Aurich - Damit Besucher in Ruhe einen Stadtbummel unternehmen können, sollen Fahrräder in der Tiefgarage unter dem Marktplatz einen sicheren Abstellplatz finden. Diese Idee hat der städtische Fahrradbeauftragte Frank Patschke (59) bei den Überlegungen für eine sichere Unterbringung ins Spiel gebracht. „Dafür müsste ein Aufzug eingebaut werden“, sagte er. Dafür könnten Autoparkplätze umfunktioniert werden. Patsche hatte sich mit Vertretern der Stadt auf die Suche nach geeigneten Plätzen begeben.

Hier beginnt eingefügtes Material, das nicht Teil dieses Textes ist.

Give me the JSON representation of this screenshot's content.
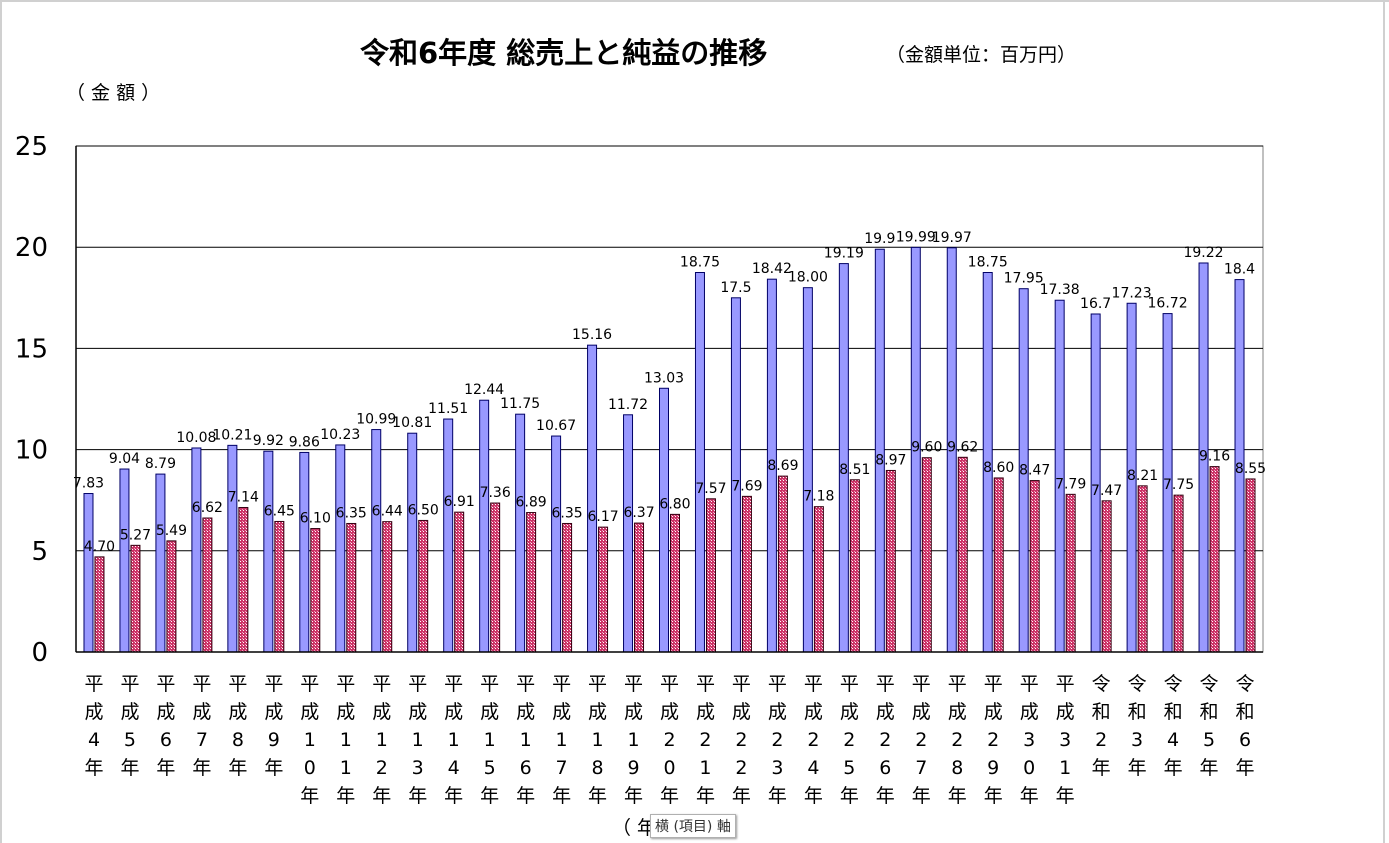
{
  "chart_data": {
    "type": "bar",
    "title": "令和6年度 総売上と純益の推移",
    "unit_note": "（金額単位：百万円）",
    "ylabel": "（ 金 額 ）",
    "xlabel": "（ 年",
    "tooltip": "横 (項目) 軸",
    "ylim": [
      0,
      25
    ],
    "yticks": [
      "0",
      "5",
      "10",
      "15",
      "20",
      "25"
    ],
    "grid": true,
    "categories": [
      "平成4年",
      "平成5年",
      "平成6年",
      "平成7年",
      "平成8年",
      "平成9年",
      "平成10年",
      "平成11年",
      "平成12年",
      "平成13年",
      "平成14年",
      "平成15年",
      "平成16年",
      "平成17年",
      "平成18年",
      "平成19年",
      "平成20年",
      "平成21年",
      "平成22年",
      "平成23年",
      "平成24年",
      "平成25年",
      "平成26年",
      "平成27年",
      "平成28年",
      "平成29年",
      "平成30年",
      "平成31年",
      "令和2年",
      "令和3年",
      "令和4年",
      "令和5年",
      "令和6年"
    ],
    "series": [
      {
        "color": "#9999ff",
        "values": [
          7.83,
          9.04,
          8.79,
          10.08,
          10.21,
          9.92,
          9.86,
          10.23,
          10.99,
          10.81,
          11.51,
          12.44,
          11.75,
          10.67,
          15.16,
          11.72,
          13.03,
          18.75,
          17.5,
          18.42,
          18.0,
          19.19,
          19.9,
          19.99,
          19.97,
          18.75,
          17.95,
          17.38,
          16.7,
          17.23,
          16.72,
          19.22,
          18.4
        ],
        "labels": [
          "7.83",
          "9.04",
          "8.79",
          "10.08",
          "10.21",
          "9.92",
          "9.86",
          "10.23",
          "10.99",
          "10.81",
          "11.51",
          "12.44",
          "11.75",
          "10.67",
          "15.16",
          "11.72",
          "13.03",
          "18.75",
          "17.5",
          "18.42",
          "18.00",
          "19.19",
          "19.9",
          "19.99",
          "19.97",
          "18.75",
          "17.95",
          "17.38",
          "16.7",
          "17.23",
          "16.72",
          "19.22",
          "18.4"
        ]
      },
      {
        "color": "#cc3366",
        "values": [
          4.7,
          5.27,
          5.49,
          6.62,
          7.14,
          6.45,
          6.1,
          6.35,
          6.44,
          6.5,
          6.91,
          7.36,
          6.89,
          6.35,
          6.17,
          6.37,
          6.8,
          7.57,
          7.69,
          8.69,
          7.18,
          8.51,
          8.97,
          9.6,
          9.62,
          8.6,
          8.47,
          7.79,
          7.47,
          8.21,
          7.75,
          9.16,
          8.55
        ],
        "labels": [
          "4.70",
          "5.27",
          "5.49",
          "6.62",
          "7.14",
          "6.45",
          "6.10",
          "6.35",
          "6.44",
          "6.50",
          "6.91",
          "7.36",
          "6.89",
          "6.35",
          "6.17",
          "6.37",
          "6.80",
          "7.57",
          "7.69",
          "8.69",
          "7.18",
          "8.51",
          "8.97",
          "9.60",
          "9.62",
          "8.60",
          "8.47",
          "7.79",
          "7.47",
          "8.21",
          "7.75",
          "9.16",
          "8.55"
        ]
      }
    ]
  }
}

R einhard Warmulla (Linke) hält diese Idee sogar für einmalig im Nordwesten der Republik. „Damit könnte die Stadt für sich werben“, sagte er.
Zielvorgabe bis 2030 ist der 2019 beschlossene Masterplan Radverkehr. Um schnell eine Lösung zu finden, soll ein Platz direkt an der Nordseite der Markthalle für eine abschließbare Fahrradgarage gefunden werden, in der etwa 50 Räder Platz haben sollen. Dort werden aktuell noch Autos abgestellt. Für Patschke ist die Tiefgarage-Idee eine langfristige Option, die einer gewisse Planung und Vorbereitung bedarf. „Da habe ich offenbar etwas losgetreten“, wunderte er sich selbst über die Resonanz. „Aber wir müssen ja schnell eine Lösung finden“, sagte er.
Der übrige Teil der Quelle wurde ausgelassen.